Le Pen já deu a entender que não facilitaria a vida de Macron. Ela rotulou seu status constitucional como chefe do exército como “honroso”, apontando para o artigo 21 da constituição, que afirma que o primeiro-ministro supervisiona a defesa nacional. Ela também expressou sua oposição à escolha de Macron para comissário da UE, Thierry Breton, que o presidente disse que deveria permanecer por mais um mandato.

“A principal diferença seria devido ao desmoronamento, se não ao apagamento, do consenso em política externa na França”, disse Duclos.

Embora uma coabitação de ultradireita tenha se tornado menos provável, um Parlamento bloqueado também lançaria a Quinta República de 67 anos em águas desconhecidas. Exceto por uma reviravolta formidável, formar um governo parece ser uma tarefa ainda mais difícil para a esquerda, que é prevista para ficar em segundo lugar no domingo, ou para os centristas de Macron.
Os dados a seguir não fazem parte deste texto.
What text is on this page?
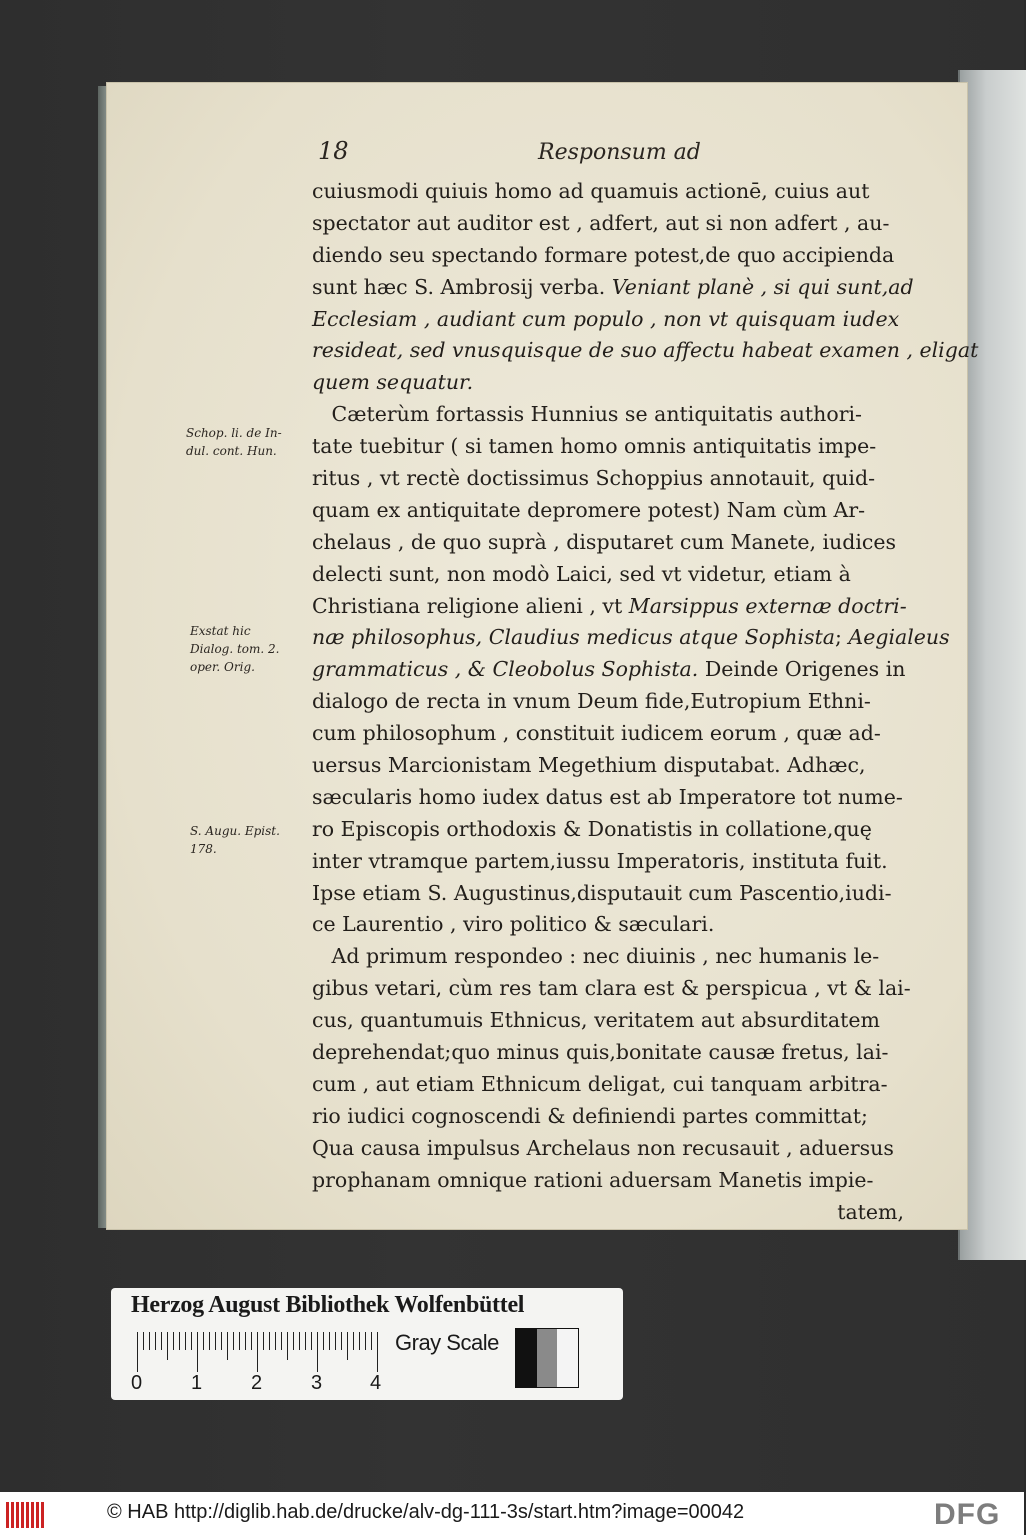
18	Responsum ad
cuiusmodi quiuis homo ad quamuis actionē, cuius aut
spectator aut auditor est , adfert, aut si non adfert , au-
diendo seu spectando formare potest,de quo accipienda
sunt hæc S. Ambrosij verba. Veniant planè , si qui sunt,ad
Ecclesiam , audiant cum populo , non vt quisquam iudex
resideat, sed vnusquisque de suo affectu habeat examen , eligat
quem sequatur.
Cæterùm fortassis Hunnius se antiquitatis authori-
tate tuebitur ( si tamen homo omnis antiquitatis impe-
ritus , vt rectè doctissimus Schoppius annotauit, quid-
quam ex antiquitate depromere potest) Nam cùm Ar-
chelaus , de quo suprà , disputaret cum Manete, iudices
delecti sunt, non modò Laici, sed vt videtur, etiam à
Christiana religione alieni , vt Marsippus externæ doctri-
næ philosophus, Claudius medicus atque Sophista; Aegialeus
grammaticus , & Cleobolus Sophista. Deinde Origenes in
dialogo de recta in vnum Deum fide,Eutropium Ethni-
cum philosophum , constituit iudicem eorum , quæ ad-
uersus Marcionistam Megethium disputabat. Adhæc,
sæcularis homo iudex datus est ab Imperatore tot nume-
ro Episcopis orthodoxis & Donatistis in collatione,quę
inter vtramque partem,iussu Imperatoris, instituta fuit.
Ipse etiam S. Augustinus,disputauit cum Pascentio,iudi-
ce Laurentio , viro politico & sæculari.
Ad primum respondeo : nec diuinis , nec humanis le-
gibus vetari, cùm res tam clara est & perspicua , vt & lai-
cus, quantumuis Ethnicus, veritatem aut absurditatem
deprehendat;quo minus quis,bonitate causæ fretus, lai-
cum , aut etiam Ethnicum deligat, cui tanquam arbitra-
rio iudici cognoscendi & definiendi partes committat;
Qua causa impulsus Archelaus non recusauit , aduersus
prophanam omnique rationi aduersam Manetis impie-
tatem,
Schop. li. de In-
dul. cont. Hun.
Exstat hic
Dialog. tom. 2.
oper. Orig.
S. Augu. Epist.
178.
Herzog August Bibliothek Wolfenbüttel
0 1 2 3 4
Gray Scale
© HAB http://diglib.hab.de/drucke/alv-dg-111-3s/start.htm?image=00042	DFG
Soluções especuladas incluem um governo de unidade nacional abrangendo partidos centristas e potencialmente atraindo políticos mais moderados da esquerda e da direita. Um governo tecnocrático à la Mario Draghi, em referência ao gabinete do ex-governador do Banco Central Europeu na Itália entre 2021 e 2022, também é uma possibilidade.

“Há espaço para imaginar” tal desfecho, disse Mario Monti, que liderou um governo tecnocrático anterior na Itália de 2011 a 2013, na sexta-feira. No entanto, ele admitiu: “É estranho para mim estar falando sobre isso na França.”
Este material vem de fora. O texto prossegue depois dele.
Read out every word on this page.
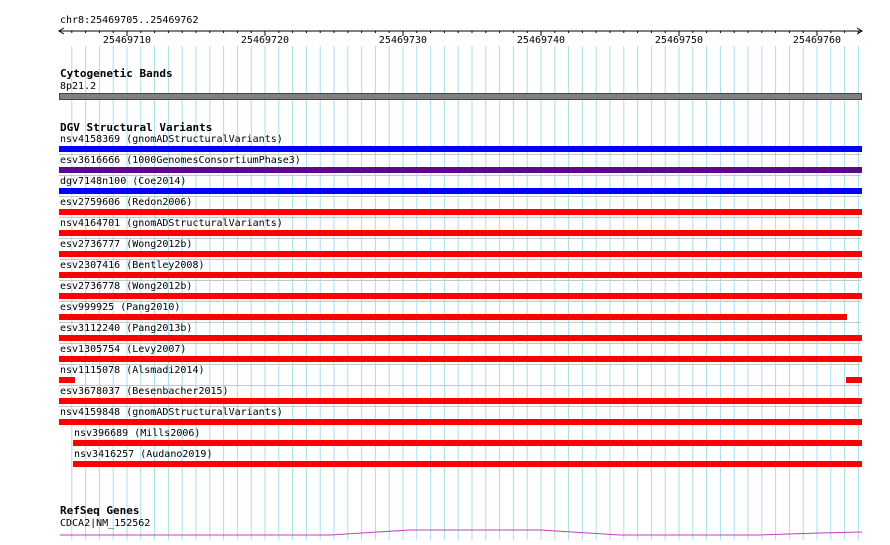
chr8:25469705..25469762
25469710	25469720	25469730	25469740	25469750	25469760
Cytogenetic Bands
8p21.2
DGV Structural Variants
nsv4158369 (gnomADStructuralVariants)
esv3616666 (1000GenomesConsortiumPhase3)
dgv7148n100 (Coe2014)
esv2759606 (Redon2006)
nsv4164701 (gnomADStructuralVariants)
esv2736777 (Wong2012b)
esv2307416 (Bentley2008)
esv2736778 (Wong2012b)
esv999925 (Pang2010)
esv3112240 (Pang2013b)
esv1305754 (Levy2007)
nsv1115078 (Alsmadi2014)
esv3678037 (Besenbacher2015)
nsv4159848 (gnomADStructuralVariants)
nsv396689 (Mills2006)
nsv3416257 (Audano2019)
RefSeq Genes
CDCA2|NM_152562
A Assembleia Nacional poderia aprender a arte do compromisso, algo com o qual Macron se recusou a experimentar desde que perdeu sua maioria presidencial em 2022, disse a professora de direito da Sorbonne, Marie-Anne Cohendet. Mas ela acreditava que seria difícil obter uma maioria sem conseguir que o partido de ultraesquerda França Insubmissa, do incendiário anticapitalista Jean-Luc Mélenchon, concordasse com um “pacto de não agressão”.

“Poderia ser algo como: Eu não faço parte do governo, mas não o derrubo por três anos… Mas se não, então será difícil”, disse ela.
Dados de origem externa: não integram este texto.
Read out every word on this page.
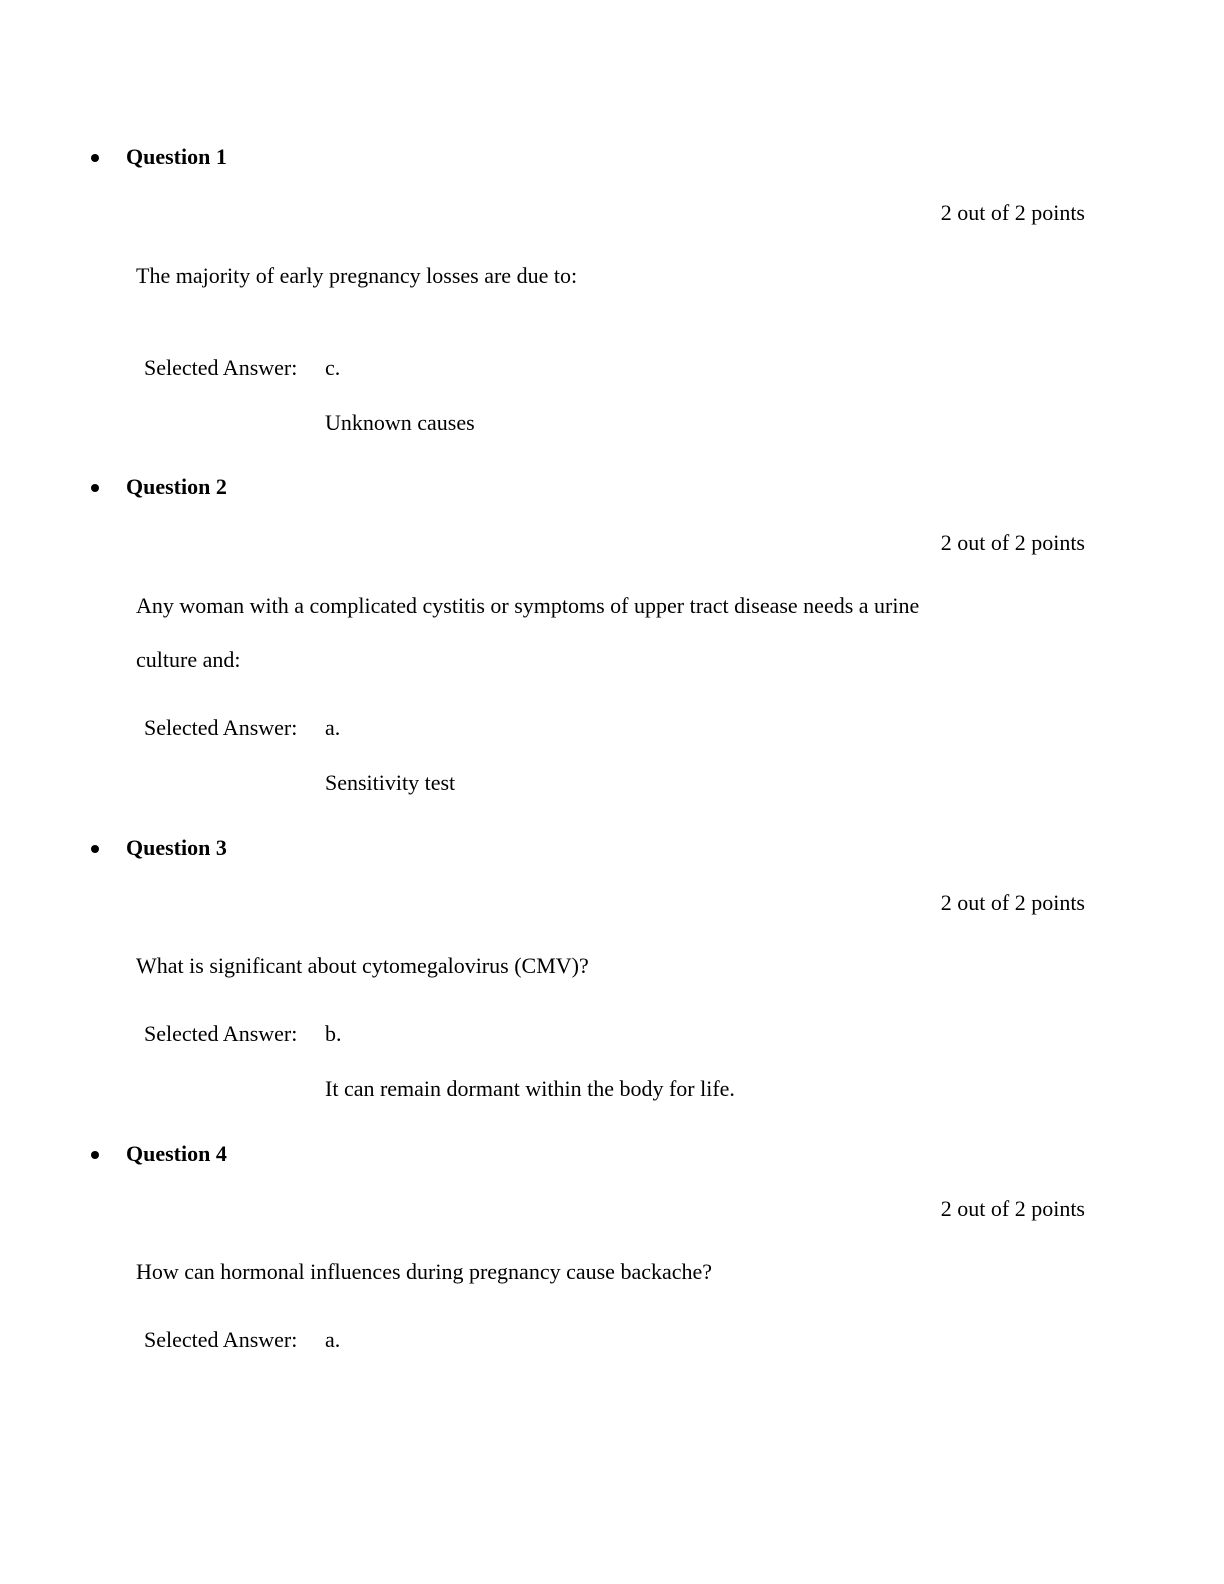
Question 1
2 out of 2 points
The majority of early pregnancy losses are due to:
Selected Answer: c.
Unknown causes
Question 2
2 out of 2 points
Any woman with a complicated cystitis or symptoms of upper tract disease needs a urine
culture and:
Selected Answer: a.
Sensitivity test
Question 3
2 out of 2 points
What is significant about cytomegalovirus (CMV)?
Selected Answer: b.
It can remain dormant within the body for life.
Question 4
2 out of 2 points
How can hormonal influences during pregnancy cause backache?
Selected Answer: a.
O ex-ministro das Relações Exteriores Hubert Védrine, que foi o principal conselheiro de Mitterrand quando Balladur era primeiro-ministro, disse que um Parlamento dividido significaria “caos”. “As pessoas terão que imaginar coalizões. Macron conseguirá reunir deputados da esquerda e da direita? Não podemos descartar um governo minoritário.”

Mas se o impasse persistir, “entramos no desconhecido e, nesse caso, Macron poderia estar sob pressão crescente para renunciar”, disse ele. O primeiro grande teste será o orçamento, que deve ser aprovado até o final do ano. Se o Parlamento perder o prazo, o governo poderá usar uma disposição na constituição para impor algumas das medidas, mas “ninguém realmente sabe”, disse Védrine.

Macron, que descartou renunciar até o final de seu mandato em 2027, poderia manter o atual governo liderado pelo primeiro-ministro Gabriel Attal em uma capacidade de cuidador até que um consenso surja. Attal prometeu na sexta-feira permanecer “pelo tempo que for necessário”.

Além desta fase de consulta, no entanto, Macron —que pode dissolver o Parlamento e convocar outra eleição antecipada no mais tardar em junho de 2025— provavelmente não poderá escolher um primeiro-ministro de suas próprias fileiras partidárias. Por quanto tempo o presidente microgerenciador, que liderou uma das presidências mais centralizadas da história do pós-guerra da França, pode suportar essa situação permanece a questão central para o futuro político do país.

“A paciência não é a fortaleza deste presidente”, disse o ex-ministro da Justiça Urvoas. “Poderíamos nos encontrar à beira de uma crise de regime, mas sem nenhum de Gaulle para vir em socorro.”